I think that Peters, Roberts, Oprah, and yes, even Martha are in touch with people's desires to be "better" fill-in-the-blank. They're not selling molecules. They're reminding you of the creative tension. And then they're selling possibility to get there. Few can envision being first...so they show what could be.
The difficult part in creative tension is not to leave anyone feeling like an inadequate loser with where they are right now - otherwise they just feel crummy and depressed and hardly inspired or in the mood to dig for their credit card.

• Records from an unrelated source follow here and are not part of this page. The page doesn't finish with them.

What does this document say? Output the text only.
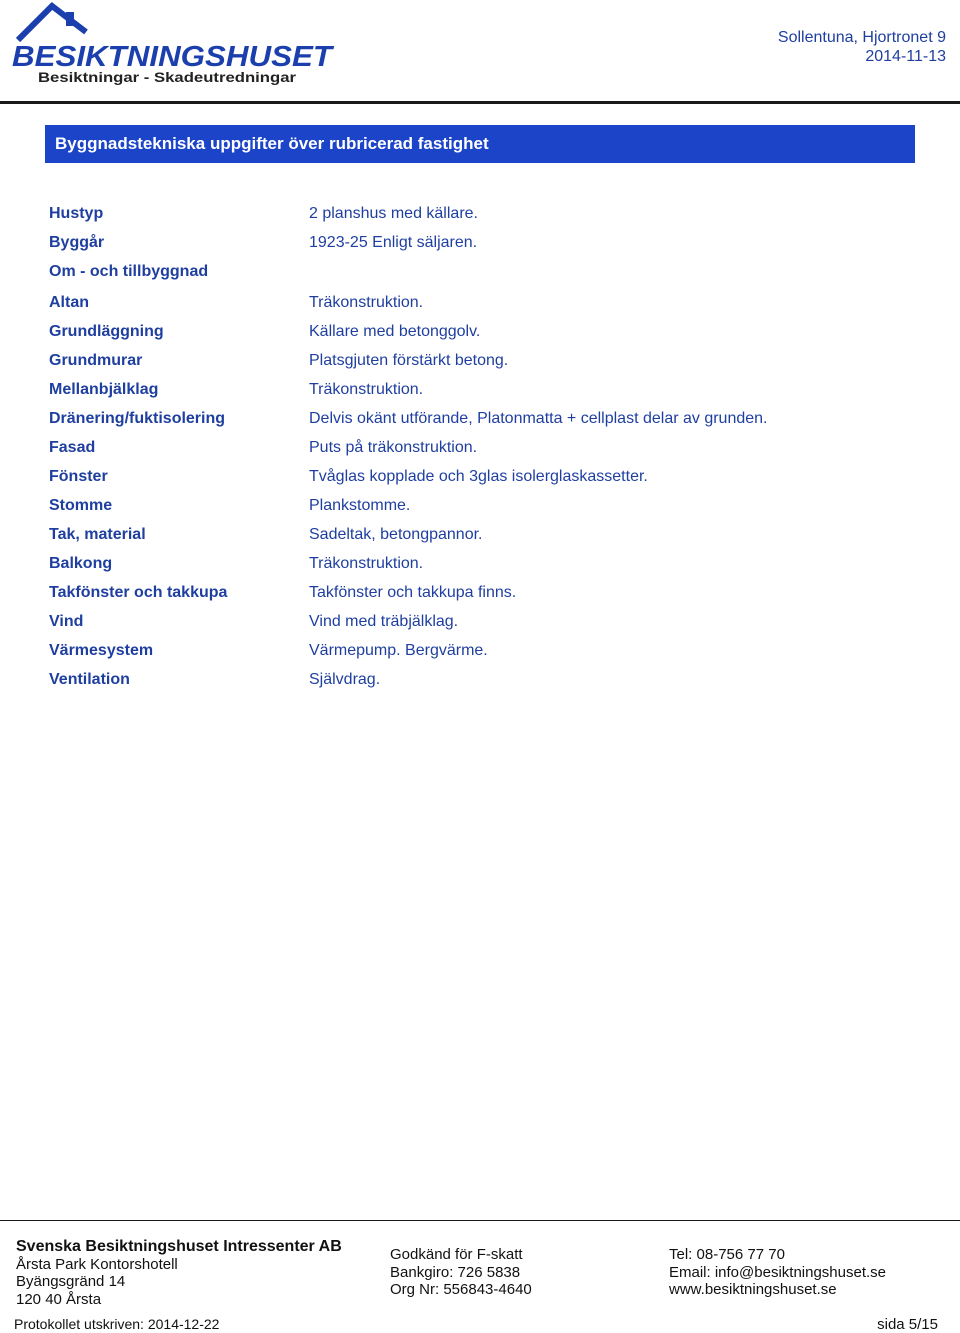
BESIKTNINGSHUSET
Besiktningar - Skadeutredningar
Sollentuna, Hjortronet 9
2014-11-13
Byggnadstekniska uppgifter över rubricerad fastighet
Hustyp	2 planshus med källare.
Byggår	1923-25 Enligt säljaren.
Om - och tillbyggnad
Altan	Träkonstruktion.
Grundläggning	Källare med betonggolv.
Grundmurar	Platsgjuten förstärkt betong.
Mellanbjälklag	Träkonstruktion.
Dränering/fuktisolering	Delvis okänt utförande, Platonmatta + cellplast delar av grunden.
Fasad	Puts på träkonstruktion.
Fönster	Tvåglas kopplade och 3glas isolerglaskassetter.
Stomme	Plankstomme.
Tak, material	Sadeltak, betongpannor.
Balkong	Träkonstruktion.
Takfönster och takkupa	Takfönster och takkupa finns.
Vind	Vind med träbjälklag.
Värmesystem	Värmepump. Bergvärme.
Ventilation	Självdrag.
Svenska Besiktningshuset Intressenter AB
Årsta Park Kontorshotell
Byängsgränd 14
120 40 Årsta
Godkänd för F-skatt
Bankgiro: 726 5838
Org Nr: 556843-4640
Tel: 08-756 77 70
Email: info@besiktningshuset.se
www.besiktningshuset.se
Protokollet utskriven: 2014-12-22	sida 5/15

That paradoxical ability - to ignite our desires through creative tension and compassionate acceptance for the present is a mostly a matter of perception. I'll make a bold statement: It's marketing genius.
Genius
A writer arrived at the monastery to write a book about the Master."People say you are a genius. Are you?" he asked.
"You might say so," said the Master none too modestly.
"And what makes you a genius?"
"The ability to recognize."
"Recognize what?"
"The butterfly in a caterpillar; the eagle in an egg; the saint in a selfish human being." - Anthony De Mello, One Minute Wisdom
I often think of creative tension as "holding the vision". The potential of an hearty oak tree is inherent in the acorn. Focus on the tree even if it's an acorn sitting plainly in the palm of your hand. But that's a whole other post.
I'm way behind on posts around these themes to comment on Hugh's newly improved Hughtrain Manifesto - but I like it - very much in this incarnation and that may be all the comment I have. Recommended reading. It's interesting to watch ideas being chiseled if you stay a steady reader of any blog.